EG Art. 234 Abs. 2-3

 

Verfahrensgang

Bayerisches LSG (Urteil vom 30.09.2003; Aktenzeichen L 14 KG 6/03)

SG Nürnberg (Urteil vom 11.01.1999; Aktenzeichen S 9 KG 93/97)

 

Gründe

Streitig ist die Gewährung von Kindergeld ab 1. Januar 1996.

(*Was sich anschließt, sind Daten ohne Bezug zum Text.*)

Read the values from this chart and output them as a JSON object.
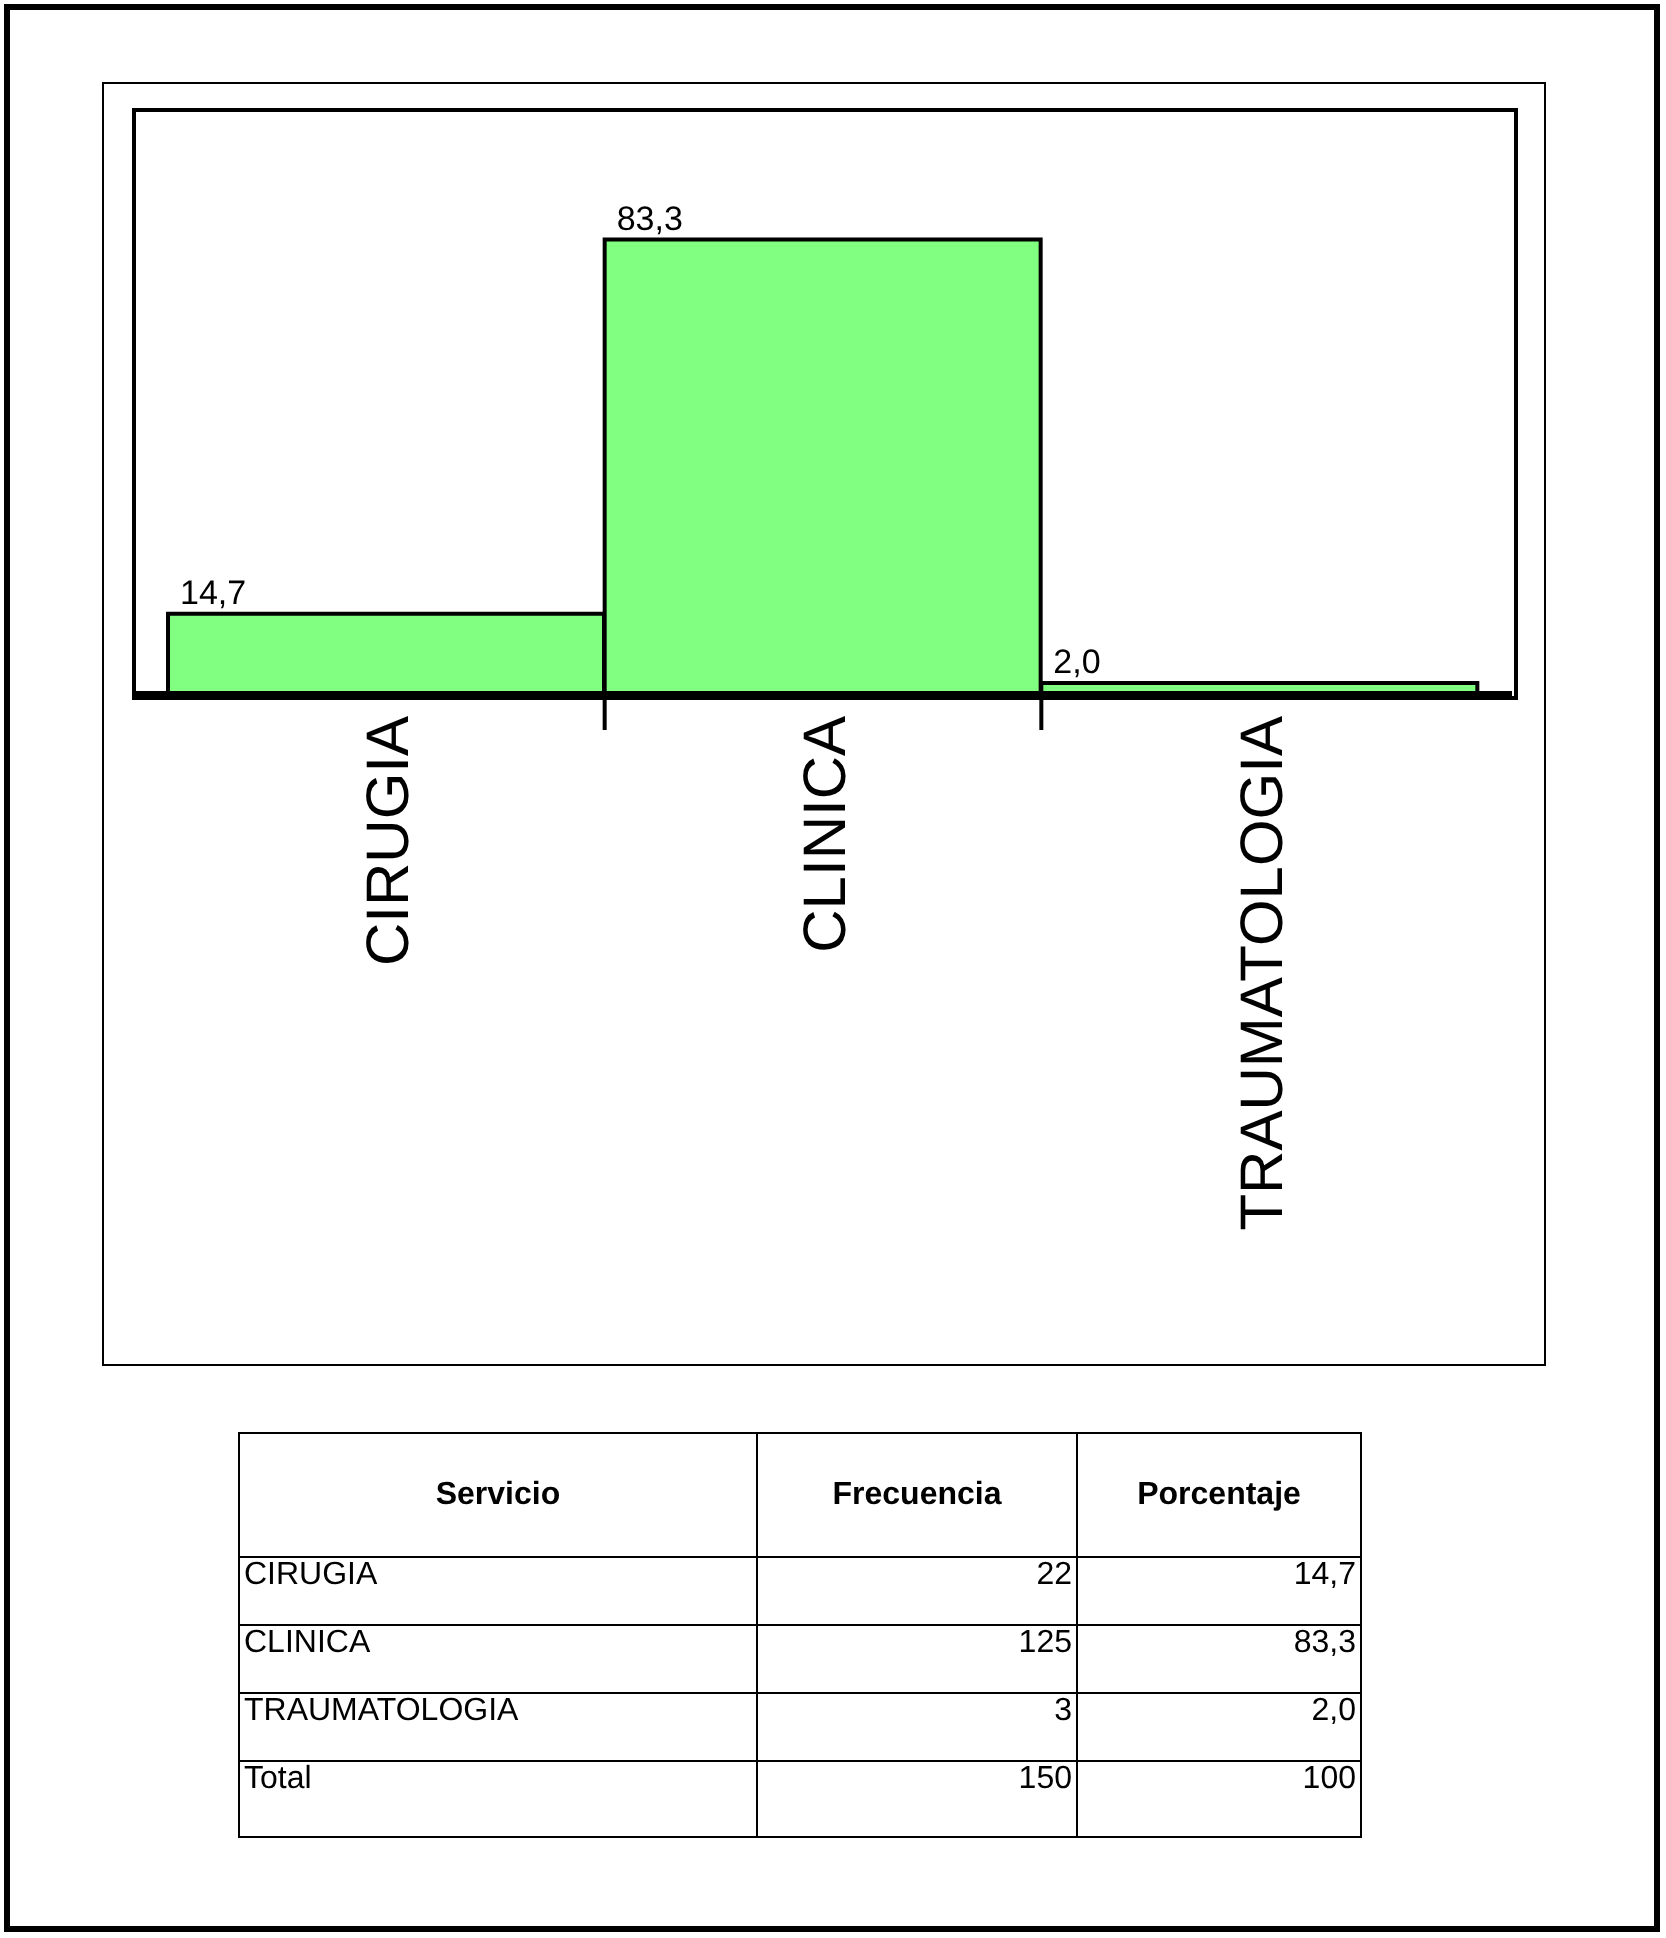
{
  "chart_data": {
    "type": "bar",
    "categories": [
      "CIRUGIA",
      "CLINICA",
      "TRAUMATOLOGIA"
    ],
    "values": [
      14.7,
      83.3,
      2.0
    ],
    "value_labels": [
      "14,7",
      "83,3",
      "2,0"
    ],
    "color": "#80ff80",
    "annotations": [
      "Servicio",
      "Frecuencia",
      "Porcentaje",
      "CIRUGIA",
      "22",
      "14,7",
      "CLINICA",
      "125",
      "83,3",
      "TRAUMATOLOGIA",
      "3",
      "2,0",
      "Total",
      "150",
      "100"
    ]
  }
}
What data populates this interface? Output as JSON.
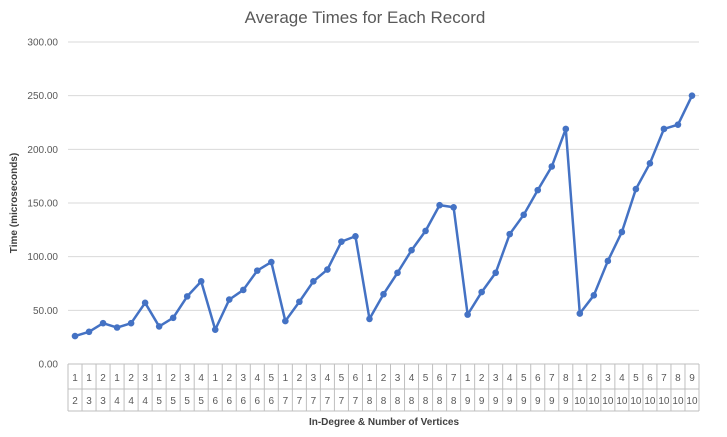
{
  "chart_data": {
    "type": "line",
    "title": "Average Times for Each Record",
    "xlabel": "In-Degree & Number of Vertices",
    "ylabel": "Time (microseconds)",
    "ylim": [
      0,
      300
    ],
    "yticks": [
      "0.00",
      "50.00",
      "100.00",
      "150.00",
      "200.00",
      "250.00",
      "300.00"
    ],
    "grid": true,
    "categories": [
      {
        "in_degree": "1",
        "vertices": "2"
      },
      {
        "in_degree": "1",
        "vertices": "3"
      },
      {
        "in_degree": "2",
        "vertices": "3"
      },
      {
        "in_degree": "1",
        "vertices": "4"
      },
      {
        "in_degree": "2",
        "vertices": "4"
      },
      {
        "in_degree": "3",
        "vertices": "4"
      },
      {
        "in_degree": "1",
        "vertices": "5"
      },
      {
        "in_degree": "2",
        "vertices": "5"
      },
      {
        "in_degree": "3",
        "vertices": "5"
      },
      {
        "in_degree": "4",
        "vertices": "5"
      },
      {
        "in_degree": "1",
        "vertices": "6"
      },
      {
        "in_degree": "2",
        "vertices": "6"
      },
      {
        "in_degree": "3",
        "vertices": "6"
      },
      {
        "in_degree": "4",
        "vertices": "6"
      },
      {
        "in_degree": "5",
        "vertices": "6"
      },
      {
        "in_degree": "1",
        "vertices": "7"
      },
      {
        "in_degree": "2",
        "vertices": "7"
      },
      {
        "in_degree": "3",
        "vertices": "7"
      },
      {
        "in_degree": "4",
        "vertices": "7"
      },
      {
        "in_degree": "5",
        "vertices": "7"
      },
      {
        "in_degree": "6",
        "vertices": "7"
      },
      {
        "in_degree": "1",
        "vertices": "8"
      },
      {
        "in_degree": "2",
        "vertices": "8"
      },
      {
        "in_degree": "3",
        "vertices": "8"
      },
      {
        "in_degree": "4",
        "vertices": "8"
      },
      {
        "in_degree": "5",
        "vertices": "8"
      },
      {
        "in_degree": "6",
        "vertices": "8"
      },
      {
        "in_degree": "7",
        "vertices": "8"
      },
      {
        "in_degree": "1",
        "vertices": "9"
      },
      {
        "in_degree": "2",
        "vertices": "9"
      },
      {
        "in_degree": "3",
        "vertices": "9"
      },
      {
        "in_degree": "4",
        "vertices": "9"
      },
      {
        "in_degree": "5",
        "vertices": "9"
      },
      {
        "in_degree": "6",
        "vertices": "9"
      },
      {
        "in_degree": "7",
        "vertices": "9"
      },
      {
        "in_degree": "8",
        "vertices": "9"
      },
      {
        "in_degree": "1",
        "vertices": "10"
      },
      {
        "in_degree": "2",
        "vertices": "10"
      },
      {
        "in_degree": "3",
        "vertices": "10"
      },
      {
        "in_degree": "4",
        "vertices": "10"
      },
      {
        "in_degree": "5",
        "vertices": "10"
      },
      {
        "in_degree": "6",
        "vertices": "10"
      },
      {
        "in_degree": "7",
        "vertices": "10"
      },
      {
        "in_degree": "8",
        "vertices": "10"
      },
      {
        "in_degree": "9",
        "vertices": "10"
      }
    ],
    "series": [
      {
        "color": "#4472c4",
        "values": [
          26,
          30,
          38,
          34,
          38,
          57,
          35,
          43,
          63,
          77,
          32,
          60,
          69,
          87,
          95,
          40,
          58,
          77,
          88,
          114,
          119,
          42,
          65,
          85,
          106,
          124,
          148,
          146,
          46,
          67,
          85,
          121,
          139,
          162,
          184,
          219,
          47,
          64,
          96,
          123,
          163,
          187,
          219,
          223,
          250
        ]
      }
    ]
  }
}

Der Kläger - deutscher Staatsangehöriger - lebt mit seiner 1989 in Spanien geborenen Tochter spätestens seit Mitte 1994 in diesem Land. Er bezieht Renten wegen Invalidität bzw Erwerbsunfähigkeit vom spanischen und deutschen Rentenversicherungsträger. Zur Anspruchsbegründung war in beiden Fällen die Berücksichtigung von Anwartschaftszeiten aus beiden Ländern erforderlich. Die Beklagte lehnte die Gewährung von Kindergeld für die Tochter des Klägers oder eines Differenzbetrages zu der dem Kläger anfangs in Spanien gewährten Familienbeihilfe für den Zeitraum ab dem 1. Januar 1996 allein auf Grund des Bundeskindergeldgesetzes (BKGG) sowie auch unter Heranziehung europäischen Gemeinschaftsrechts durch Bescheid vom 12. September 1996 ab. Diese Entscheidung bestätigten die Beklagte durch Widerspruchsbescheid vom 4. März 1997, das Sozialgericht Nürnberg durch Urteil vom 11. Januar 1999 und das Bayerische Landessozialgericht (LSG) durch Beschluss vom 30. September 2003. Das LSG hat zur Begründung ua ausgeführt: Ein Anspruch auf Kindergeld nach dem BKGG bestehe bereits deswegen nicht, weil die Tochter des Klägers keinen Wohnsitz in der Bundesrepublik Deutschland habe. Auch unter Heranziehung des Gemeinschaftsrechts stehe dem Kläger für seine Tochter kein Kindergeld zu. Unter Rückgriff auf Entscheidungen des Europäischen Gerichtshofs (≪EuGH≫; ua vom 24. September 2002 ≪C 471/99≫) sei Art 77 Abs 2 Buchstabe b i EWG-Verordnung (EWGV) 1408/71 wie folgt auszulegen: Für die Familienbeihilfe im Sinne dieser Vorschrift sei bei "Doppelrentnern" das Wohnsitzland zuständig, wenn dort grundsätzlich Leistungen der Familienbeihilfe im Leistungskatalog für Rentner vorgesehen seien, unabhängig davon, ob ein Anspruch hierauf tatsächlich realisierbar sei. Werde ein derartiger Anspruch ausgeschlossen oder beschränkt, weil bestimmte nationale Anspruchsvoraussetzungen im Einzelfall nicht erfüllt seien, führe dieses nicht zu einer Zuständigkeit des Nichtwohnsitzstaates, von dem die zweite Rente bezogen werde, wenn diese nicht allein auf Grund der Vorschriften dieses Mitgliedsstaates gewährt werde. Insoweit sei dem Kläger auch kein Rechtsverlust im Hinblick auf das deutsche Kindergeld entstanden. Angesichts der Vielzahl von Entscheidungen des EuGH zu diesem Problemkomplex bestehe auch keine Veranlassung zu einer erneuten Vorlage dort zur Vorabentscheidung nach Art 274 EG-Vertrag (EGV).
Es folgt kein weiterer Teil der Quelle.